The view marker on Heversham Head was the result of a consultation carried out by the Parish Council amongst the residents of Heversham on the best way to celebrate the Millennium. The installation consists of an octagonal limestone column which carries a circular slate slab on which the profile of the views is etched and annotated.  Above this is a limestone block carved in a representation of the views, a collaboration between the artist Lara Clahane and the sculptor, her husband, Danny above all of this is an inset slate compass.

We now need to head back toward Levens bridge, and initially our route is downhill toward a gate in the drystone wall above Heversham. Once through this rather snug gate, we keep the wall at the edge of the woodland on our left and follow it down to a second gate – this one rather more comfortable, and then through the woods to a small road.

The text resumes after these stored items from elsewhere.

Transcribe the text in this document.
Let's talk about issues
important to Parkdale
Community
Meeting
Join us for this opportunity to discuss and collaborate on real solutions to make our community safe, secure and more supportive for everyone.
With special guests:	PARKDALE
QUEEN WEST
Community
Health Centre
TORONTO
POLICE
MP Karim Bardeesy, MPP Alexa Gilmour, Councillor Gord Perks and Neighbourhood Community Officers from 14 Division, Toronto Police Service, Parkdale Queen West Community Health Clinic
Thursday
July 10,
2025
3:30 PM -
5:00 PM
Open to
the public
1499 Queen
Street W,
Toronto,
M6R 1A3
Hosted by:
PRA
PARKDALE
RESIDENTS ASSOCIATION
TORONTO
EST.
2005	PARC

At the road we turn right and walk downhill into Leasgill where we note that many of the buildings carry name plates with the spelling Leasghyll. Another spelling that may catch the eye is the Athenaeum. Most people will associate this name with the Pall Mall based Gentleman’s club, but there are also a number of other similar clubs with this name including a rather opulent example in Liverpool to which members of the Argles family – rich shipping merchants belonged. The Argles family bequeathed a building to the community in Leasgill, initially as a penny reading library, and gave it the same name as their favourite club.


The Athenaeum is now run on a non-profit making basis by a Management Committee on the behalf of the Parish, and saw a major refurbishment in the late 1990s. It now provides a large hall which can take 100 with seating or 150 non-seated.

Just past the Athenaeum, we see a road on the right and follow this steeply up hill for about 150m until we find a stile on the left hand side of the road. This takes us through a tree lined path north to a delightful green lane where we head left. We stay on this green lane for only 50m though before we find a clearly signed path on the right which runs below the woodland as we head across level ground toward High Barns – don’t miss the views down to Levens Hall as we walk this section.


As the path approaches the farmhouse at High Barns, we see a concrete track heading down to ward Levens Hall – we take this track and follow it downhill and past a number of estate workshops until we arrive at the A6 just in front of the hall – you may notice some of the topiary for which the hall is famous above the perimeter wall.

We turn right at the main road and stroll up the A6 back to our starting point.